Спиноза и его друзья в Древней Руси (Семенова, Юнко) - страница 91

– Не люблю таких людей, – сказала Катя. – Я компанейских люблю. Таких, например, как ты или Илья Иванович.

– Ты мне тоже сразу приглянулась, – признался Никитич. – Весёлая, дерёшься хорошо, а само главно – жениться на тебе не надо. Поразмялись как богатыри – и ладно. Не то что с другими.

– У вас, наверное, девчонки все дуры, – поделилась наблюдениями Геракл. – Я в Выселках видела – ну такие тупые! Платками замотались, в юбках длинных, глаза вылупили… И ещё, говоришь, замуж хотят?
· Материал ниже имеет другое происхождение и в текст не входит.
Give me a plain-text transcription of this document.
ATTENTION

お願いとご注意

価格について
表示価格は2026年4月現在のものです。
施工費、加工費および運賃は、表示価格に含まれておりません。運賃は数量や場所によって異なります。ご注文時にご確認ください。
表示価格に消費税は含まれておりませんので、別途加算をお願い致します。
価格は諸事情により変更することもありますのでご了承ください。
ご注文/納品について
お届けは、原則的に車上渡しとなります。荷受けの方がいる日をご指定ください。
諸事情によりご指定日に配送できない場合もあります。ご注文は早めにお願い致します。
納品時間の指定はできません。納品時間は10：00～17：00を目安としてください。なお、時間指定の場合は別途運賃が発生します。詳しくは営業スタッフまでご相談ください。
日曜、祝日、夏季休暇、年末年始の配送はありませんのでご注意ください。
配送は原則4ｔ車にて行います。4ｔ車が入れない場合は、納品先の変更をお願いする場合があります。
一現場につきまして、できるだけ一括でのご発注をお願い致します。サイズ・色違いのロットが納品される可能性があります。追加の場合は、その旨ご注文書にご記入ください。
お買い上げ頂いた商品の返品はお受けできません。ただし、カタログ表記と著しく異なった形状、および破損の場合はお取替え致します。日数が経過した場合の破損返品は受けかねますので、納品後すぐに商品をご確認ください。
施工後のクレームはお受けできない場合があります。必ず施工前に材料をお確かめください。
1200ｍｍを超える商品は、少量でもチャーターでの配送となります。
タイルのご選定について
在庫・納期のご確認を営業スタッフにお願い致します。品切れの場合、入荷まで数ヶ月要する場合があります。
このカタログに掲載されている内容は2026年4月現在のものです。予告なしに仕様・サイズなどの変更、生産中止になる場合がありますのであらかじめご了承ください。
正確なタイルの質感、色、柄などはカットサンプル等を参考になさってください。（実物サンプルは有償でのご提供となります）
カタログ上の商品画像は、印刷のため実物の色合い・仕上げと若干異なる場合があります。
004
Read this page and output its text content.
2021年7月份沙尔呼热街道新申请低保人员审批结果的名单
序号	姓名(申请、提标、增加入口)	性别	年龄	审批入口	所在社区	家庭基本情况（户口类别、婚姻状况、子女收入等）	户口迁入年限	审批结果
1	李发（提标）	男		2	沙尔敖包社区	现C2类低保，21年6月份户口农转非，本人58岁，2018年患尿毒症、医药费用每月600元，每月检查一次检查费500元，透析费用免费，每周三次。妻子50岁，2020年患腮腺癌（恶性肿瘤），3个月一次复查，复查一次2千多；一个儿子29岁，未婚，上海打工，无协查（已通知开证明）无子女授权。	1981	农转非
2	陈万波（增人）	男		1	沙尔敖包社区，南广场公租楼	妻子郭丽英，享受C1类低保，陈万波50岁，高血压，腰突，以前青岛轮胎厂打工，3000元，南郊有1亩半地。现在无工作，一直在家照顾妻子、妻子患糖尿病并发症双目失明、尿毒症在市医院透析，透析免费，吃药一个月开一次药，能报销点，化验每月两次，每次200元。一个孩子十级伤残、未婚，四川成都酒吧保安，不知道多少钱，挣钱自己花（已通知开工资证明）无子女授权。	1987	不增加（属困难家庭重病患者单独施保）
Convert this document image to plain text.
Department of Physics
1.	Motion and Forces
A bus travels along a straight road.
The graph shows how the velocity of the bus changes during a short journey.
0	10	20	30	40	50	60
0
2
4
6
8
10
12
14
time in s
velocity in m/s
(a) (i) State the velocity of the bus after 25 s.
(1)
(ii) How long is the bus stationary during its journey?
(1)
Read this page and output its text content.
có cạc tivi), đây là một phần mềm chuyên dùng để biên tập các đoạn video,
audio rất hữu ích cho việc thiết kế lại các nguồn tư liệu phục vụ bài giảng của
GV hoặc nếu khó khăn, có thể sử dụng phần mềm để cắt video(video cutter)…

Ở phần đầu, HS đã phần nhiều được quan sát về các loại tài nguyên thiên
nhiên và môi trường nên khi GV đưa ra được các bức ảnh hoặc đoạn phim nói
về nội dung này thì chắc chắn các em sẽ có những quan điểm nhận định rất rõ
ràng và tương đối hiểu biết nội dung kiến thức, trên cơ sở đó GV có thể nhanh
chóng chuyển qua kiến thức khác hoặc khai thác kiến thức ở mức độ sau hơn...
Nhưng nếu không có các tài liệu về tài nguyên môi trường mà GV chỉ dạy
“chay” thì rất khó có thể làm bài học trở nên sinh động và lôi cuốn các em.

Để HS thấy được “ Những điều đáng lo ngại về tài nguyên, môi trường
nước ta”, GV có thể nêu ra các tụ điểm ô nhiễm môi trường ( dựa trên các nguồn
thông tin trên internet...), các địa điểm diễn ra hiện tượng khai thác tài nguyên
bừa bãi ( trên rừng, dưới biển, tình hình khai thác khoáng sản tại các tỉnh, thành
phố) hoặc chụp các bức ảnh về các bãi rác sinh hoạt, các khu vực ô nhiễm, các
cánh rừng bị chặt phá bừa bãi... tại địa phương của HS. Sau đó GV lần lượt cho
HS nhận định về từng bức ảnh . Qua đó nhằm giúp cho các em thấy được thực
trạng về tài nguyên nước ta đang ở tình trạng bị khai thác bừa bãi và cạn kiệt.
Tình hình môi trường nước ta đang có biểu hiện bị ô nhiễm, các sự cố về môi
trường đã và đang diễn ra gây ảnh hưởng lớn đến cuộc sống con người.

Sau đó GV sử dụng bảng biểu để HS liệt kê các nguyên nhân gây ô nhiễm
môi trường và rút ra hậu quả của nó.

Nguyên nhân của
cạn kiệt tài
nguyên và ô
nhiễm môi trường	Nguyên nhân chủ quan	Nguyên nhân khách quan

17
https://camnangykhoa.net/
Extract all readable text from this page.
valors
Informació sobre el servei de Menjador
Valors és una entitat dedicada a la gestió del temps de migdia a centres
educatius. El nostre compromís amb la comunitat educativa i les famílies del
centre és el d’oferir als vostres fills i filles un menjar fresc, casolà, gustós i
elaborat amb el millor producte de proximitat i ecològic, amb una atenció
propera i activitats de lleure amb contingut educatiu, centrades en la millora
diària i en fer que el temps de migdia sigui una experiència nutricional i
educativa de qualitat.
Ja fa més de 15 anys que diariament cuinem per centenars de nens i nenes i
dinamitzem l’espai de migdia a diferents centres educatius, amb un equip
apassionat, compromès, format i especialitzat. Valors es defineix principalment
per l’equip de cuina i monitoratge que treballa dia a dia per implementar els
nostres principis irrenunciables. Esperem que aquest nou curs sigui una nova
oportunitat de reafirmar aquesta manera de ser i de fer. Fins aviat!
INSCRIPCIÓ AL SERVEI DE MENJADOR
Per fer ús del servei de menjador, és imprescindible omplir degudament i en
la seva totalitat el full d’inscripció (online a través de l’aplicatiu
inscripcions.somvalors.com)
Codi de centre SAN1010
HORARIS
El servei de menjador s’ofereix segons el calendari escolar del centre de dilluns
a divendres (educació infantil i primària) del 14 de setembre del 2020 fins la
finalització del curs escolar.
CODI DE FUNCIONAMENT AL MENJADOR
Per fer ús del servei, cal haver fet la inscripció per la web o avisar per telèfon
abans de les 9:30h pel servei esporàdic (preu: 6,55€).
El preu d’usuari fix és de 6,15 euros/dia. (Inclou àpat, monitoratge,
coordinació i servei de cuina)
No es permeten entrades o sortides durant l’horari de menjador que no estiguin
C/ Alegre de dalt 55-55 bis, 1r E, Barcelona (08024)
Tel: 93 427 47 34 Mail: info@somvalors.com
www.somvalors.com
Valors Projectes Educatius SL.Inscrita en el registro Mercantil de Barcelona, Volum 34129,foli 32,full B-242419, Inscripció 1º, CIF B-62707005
Ужас!

– И не говори! – Никитич аж затрясся от негодования. – В поляницы подаются, только чтобы выскочить за любого. Ну дуры, ну слов нет. Ты совсем другая. Слушай, у тебя брат есть?

– Нет, – вздохнула Катя. – Я у мамы одна.

– И я один. Хочешь, я тебе братом стану, а ты мне сестрою?

– Хочу! Только… надо вены резать…

– Зачем?

– Чтобы кровь перемешать. В кино всегда так…

– Так это ж больно, – засомневался Добрыня. – Нет, у нас делают не так. Просто крестами меняются. – Он вытянул из-за ворота и снял нательный крестик. – Держи. А мне давай свой.

– А на мне креста нет, – растерялась Катя.

– Ты что, некрещёная, что ли? – неприятно поразился Добрыня.

– Нет, бабушка крестила меня в деревне, когда я была совсем маленькая. Но крестик у неё остался. Только это очень далеко. В Новосибирской области.

– Другое дело, – с облегчением вздохнул курносый. – Тогда вместо креста дай мне что-нибудь иное… Ладанку там или что…

– Да у меня нет ничего, – похлопала себя по карманам Геракл. – Кроме ключа от квартиры. Но он тебе ни к чему, а мама заругается. Я и так всё время теряю. Что ж тебе дать? Булавка подойдёт?

– Ой! – расцвёл Никитич. – Эка невидаль! Заморская, небось! Тонкой работы… Серебряная?

– Нержавейка.

– Булат, – понимающе кивнул Добрыня. – На что б её повесить, другого-то шнурка нет…

– Её вколоть можно, – подсказала Катя.

– Ага! – и на глазах у изумлённой девочки Добрыня, не поморщась, вколол булавку в ухо. – Ну-ка защёлкни. Тебе сподручнее, а мне не видно.

Дрогнувшей рукой девочка застегнула булавку:

– Не больно?

– Ещё чего! – Добрыня посмотрелся в надраенный до блеска шлем Муромца. – Красно-то как! И главно – ни у кого такой нет! А, сестра?

Катя поправила крестик на груди:

– И у меня дома все обалдеют.

Глава 7. Соловьи, соловьи, не тревожьте ребят

Когда Геракл уснула, крестовый брат её, Добрыня, остался за дозорного. Всю ночь он таращился в темноту, но так ничего и не увидел. Дождь не прекращался.

Перед рассветом в кустах кто-то зашевелился. Никитич встряхнул головой, отгоняя непрошенную дрёму, прислушался. Вокруг было тихо.